Strange’ Janet thought as she moved to follow. ‘She didn’t even tell me her name.’


Kansas



Four weeks later and she still didn’t know what would happen to her. Since her ‘capture’ she had never been alone. Not just several cameras, but human guards as well. Janet ignored her watchers. There was nothing useful she could do about them, and privacy was one thing she had long learned to live without. All she had learned so far was her guards had orders to shoot if she even looked like she was trying something odd. After having two sets of clothing vaporized off her body Janet accepted that the bright orange jumpsuit was all they were going to let her wear. It really was an awful color though.

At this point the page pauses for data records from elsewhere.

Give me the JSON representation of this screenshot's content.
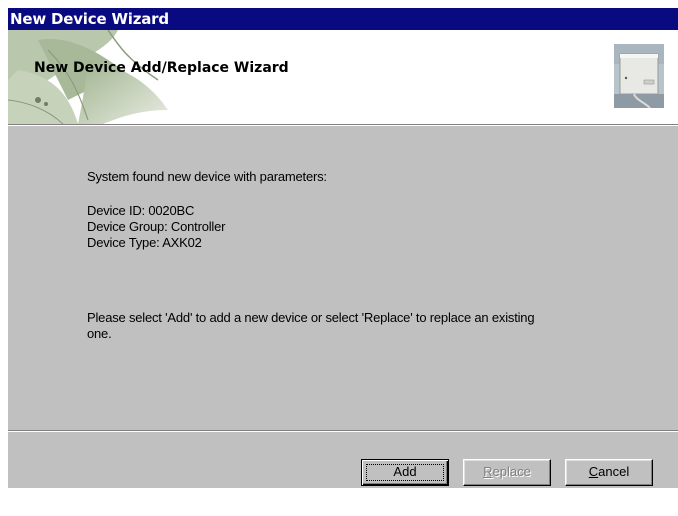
{
  "window": {
    "title": "New Device Wizard"
  },
  "header": {
    "title": "New Device Add/Replace Wizard",
    "image_icon": "device-image-icon"
  },
  "body": {
    "found_text": "System found new device with parameters:",
    "device_id": "Device ID: 0020BC",
    "device_group": "Device Group: Controller",
    "device_type": "Device Type: AXK02",
    "instruction_line1": "Please select 'Add' to add a new device or select 'Replace' to replace an existing",
    "instruction_line2": "one."
  },
  "buttons": {
    "add_label": "Add",
    "replace_first": "R",
    "replace_rest": "eplace",
    "cancel_first": "C",
    "cancel_rest": "ancel"
  },
  "colors": {
    "titlebar": "#0a0a80",
    "dialog_face": "#c0c0c0",
    "header_bg": "#ffffff",
    "disabled_text": "#808080"
  }
}
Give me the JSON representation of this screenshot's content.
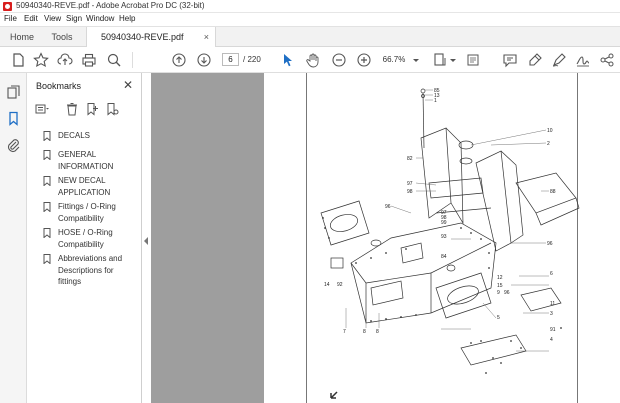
{
  "window": {
    "title": "50940340-REVE.pdf - Adobe Acrobat Pro DC (32-bit)"
  },
  "menubar": {
    "items": [
      "File",
      "Edit",
      "View",
      "Sign",
      "Window",
      "Help"
    ]
  },
  "tabs": {
    "home": "Home",
    "tools": "Tools",
    "document": "50940340-REVE.pdf",
    "close_symbol": "×"
  },
  "toolbar": {
    "current_page": "6",
    "page_total": "/  220",
    "zoom": "66.7%",
    "icons": [
      "star-icon",
      "upload-icon",
      "print-icon",
      "search-icon",
      "prev-page-icon",
      "next-page-icon",
      "select-arrow-icon",
      "hand-icon",
      "zoom-out-icon",
      "zoom-in-icon",
      "page-fit-icon",
      "comment-icon",
      "highlight-icon",
      "draw-icon",
      "sign-icon"
    ]
  },
  "bookmarks": {
    "title": "Bookmarks",
    "close_symbol": "✕",
    "items": [
      {
        "label": "DECALS"
      },
      {
        "label": "GENERAL INFORMATION"
      },
      {
        "label": "NEW DECAL APPLICATION"
      },
      {
        "label": "Fittings / O-Ring Compatibility"
      },
      {
        "label": "HOSE / O-Ring Compatibility"
      },
      {
        "label": "Abbreviations and Descriptions for fittings"
      }
    ]
  },
  "drawing": {
    "callouts": [
      "85",
      "13",
      "1",
      "10",
      "2",
      "82",
      "97",
      "98",
      "88",
      "96",
      "97",
      "98",
      "99",
      "96",
      "93",
      "84",
      "14",
      "92",
      "6",
      "12",
      "15",
      "9",
      "96",
      "11",
      "3",
      "5",
      "7",
      "8",
      "8",
      "91",
      "4"
    ]
  },
  "colors": {
    "acrobat_red": "#d81e1e",
    "accent_blue": "#1f6fc5",
    "viewer_gray": "#9e9e9e"
  }
}
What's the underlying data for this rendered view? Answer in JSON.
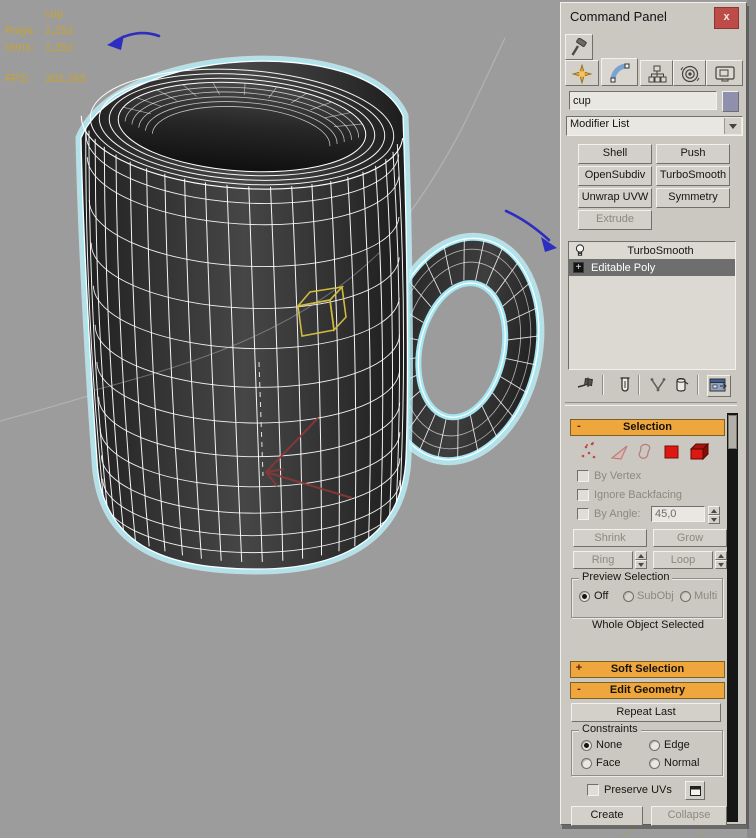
{
  "viewport": {
    "stats": {
      "object_name": "cup",
      "polys_label": "Polys:",
      "polys": "1,252",
      "verts_label": "Verts:",
      "verts": "1,252",
      "fps_label": "FPS:",
      "fps": "302,265"
    },
    "colors": {
      "background": "#9c9c9c",
      "stats_text": "#c9a42d",
      "selection_glow": "#a5e6f1",
      "selection_glow_soft": "#c3eff6",
      "wireframe": "#ffffff",
      "annotation_blue": "#2d2dc0",
      "annotation_red": "#8a3838",
      "gizmo_yellow": "#d8c23e",
      "grid_blue": "#b9c7d2",
      "grid_olive": "#aaa05c"
    }
  },
  "panel": {
    "title": "Command Panel",
    "close_label": "x",
    "tabs": [
      "hammer-icon",
      "create-icon",
      "modify-icon",
      "hierarchy-icon",
      "motion-icon",
      "display-icon"
    ],
    "active_tab": "modify",
    "name_field": {
      "value": "cup"
    },
    "modifier_list_label": "Modifier List",
    "modifier_buttons": [
      {
        "label": "Shell",
        "enabled": true
      },
      {
        "label": "Push",
        "enabled": true
      },
      {
        "label": "OpenSubdiv",
        "enabled": true
      },
      {
        "label": "TurboSmooth",
        "enabled": true
      },
      {
        "label": "Unwrap UVW",
        "enabled": true
      },
      {
        "label": "Symmetry",
        "enabled": true
      },
      {
        "label": "Extrude",
        "enabled": false
      }
    ],
    "modifier_stack": [
      {
        "label": "TurboSmooth",
        "icon": "lightbulb-icon",
        "selected": false
      },
      {
        "label": "Editable Poly",
        "icon": "plus-box-icon",
        "selected": true
      }
    ],
    "stack_tools": [
      "pin-stack-icon",
      "show-end-result-icon",
      "make-unique-icon",
      "remove-modifier-icon",
      "configure-modifier-sets-icon"
    ],
    "selection": {
      "title": "Selection",
      "subobject_icons": [
        "vertex-icon",
        "edge-icon",
        "border-icon",
        "polygon-icon",
        "element-icon"
      ],
      "by_vertex": "By Vertex",
      "ignore_backfacing": "Ignore Backfacing",
      "by_angle": "By Angle:",
      "by_angle_value": "45,0",
      "shrink": "Shrink",
      "grow": "Grow",
      "ring": "Ring",
      "loop": "Loop",
      "preview_title": "Preview Selection",
      "preview_options": [
        "Off",
        "SubObj",
        "Multi"
      ],
      "preview_selected": "Off",
      "status": "Whole Object Selected"
    },
    "soft_selection_title": "Soft Selection",
    "edit_geometry": {
      "title": "Edit Geometry",
      "repeat_last": "Repeat Last",
      "constraints_title": "Constraints",
      "constraints": [
        "None",
        "Edge",
        "Face",
        "Normal"
      ],
      "constraints_selected": "None",
      "preserve_uvs": "Preserve UVs",
      "create": "Create",
      "collapse": "Collapse"
    }
  }
}
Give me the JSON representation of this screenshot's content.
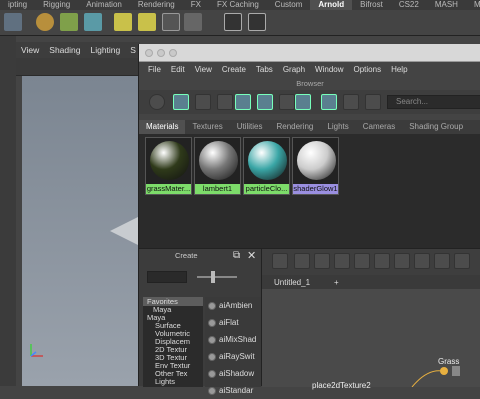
{
  "shelf_tabs": [
    "ipting",
    "Rigging",
    "Animation",
    "Rendering",
    "FX",
    "FX Caching",
    "Custom",
    "Arnold",
    "Bifrost",
    "CS22",
    "MASH",
    "Moti"
  ],
  "active_shelf_tab": "Arnold",
  "viewport": {
    "menu": [
      "View",
      "Shading",
      "Lighting",
      "S"
    ]
  },
  "hypershade": {
    "menu": [
      "File",
      "Edit",
      "View",
      "Create",
      "Tabs",
      "Graph",
      "Window",
      "Options",
      "Help"
    ],
    "browser_label": "Browser",
    "search_placeholder": "Search...",
    "browser_tabs": [
      "Materials",
      "Textures",
      "Utilities",
      "Rendering",
      "Lights",
      "Cameras",
      "Shading Group"
    ],
    "active_browser_tab": "Materials",
    "materials": [
      {
        "label": "grassMater...",
        "ball": "#2f3a1a",
        "label_bg": "#7ddc6a"
      },
      {
        "label": "lambert1",
        "ball": "#777777",
        "label_bg": "#7ddc6a"
      },
      {
        "label": "particleClo...",
        "ball": "#3aa6a6",
        "label_bg": "#7ddc6a"
      },
      {
        "label": "shaderGlow1",
        "ball": "#cccccc",
        "label_bg": "#9a8fe0"
      }
    ],
    "create": {
      "title": "Create",
      "tree": [
        "Favorites",
        "Maya",
        "Maya",
        "Surface",
        "Volumetric",
        "Displacem",
        "2D Textur",
        "3D Textur",
        "Env Textur",
        "Other Tex",
        "Lights"
      ],
      "nodes": [
        "aiAmbien",
        "aiFlat",
        "aiMixShad",
        "aiRaySwit",
        "aiShadow",
        "aiStandar"
      ]
    },
    "node_editor": {
      "tabs": [
        "Untitled_1",
        "+"
      ],
      "node_labels": [
        "Grass",
        "place2dTexture2"
      ]
    }
  }
}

A soft sound of padded feet coming down the stairs caught her attention, still she remained as she always did when awake. Sitting quietly on the edge of her hard bed looking at the wall across from her. Passwords and counter passwords were exchanged, codes that were changed each shift. So far she hadn’t noticed any repeats, still there were a limited number of possibilities. She had a bet with herself that within the next two weeks she’d hear a password she’d already heard used before. Abruptly she felt herself pressed hard against the wall. ‘Pressor field’ she decided as she let its not quite sufficient strength shove her backwards. Her cells lighting increased until even she had difficulty making out more than vague shapes. That her captors had figured out, after three weeks of tries.

  

Her cell slid open, allowing a single figure to enter. “Long time, no see” said a vaguely familiar voice. A female form entered Janet’s cell, waiting until the thick metal bars slid back into place before moving the cheap wooden chair sitting next to an even cheaper table into a usable position. Her cells only other furniture. “Why did you give yourself up? Its not like you.”


“Lights” Janet asked softly. “Or tell me your name.” Almost instantly the lights dropped down to normal, though the pressor field remained on. In front of Janet a uniformed woman carefully removed eye protecting goggles. “Snowaters” Janet said in greeting. “I thought you went home.”


“Earth is my home Shali, at least for now” the feline alien answered. “Why did you come back? You knew the UN would imprison you. Maybe even kill you. Its not like you.”


“Shali is dead” Janet corrected. “As is every other name I’ve ever used. It’s Janet Barber now, until some bounty hunter gets lucky and takes me out. And why did I come back? Its my home. I’m tired, I really wanted to die. I’m not certain now though.”


“You may not have a choice in the matter Janet” Snowaters admitted. “Half the council is salivating at the bit, wanting to see your dead body laid out on a silver platter. The other half just want to vaporize you and forget it. You really did screw up you know.”


Janet shrugged. “Why not both? And this field is irritating.”


“Then break it, its at full power. I’ve been watching you for weeks Janet. I know its not strong enough. Why do you act like it is?”


“Makes the guards happy” Janet admitted. “So, how am I going to die?”


“Your not. Your being offered a job, if you’ll take it.”


“And if I don’t? What then?”


“They pour concrete in these tunnels and forget you ever existed. I think you get the idea.”


Janet relaxed, a smile of amusement coming to her face. “It would be a challenge Snowy, I’ll admit that. But its one I’ll take before I go back to fighting again. Like I said, I’m really tired. I’m over a hundred you know.”


“Yes, Archer told us. It’s not fighting Janet, its space. Real space. We finally captured a spacecraft.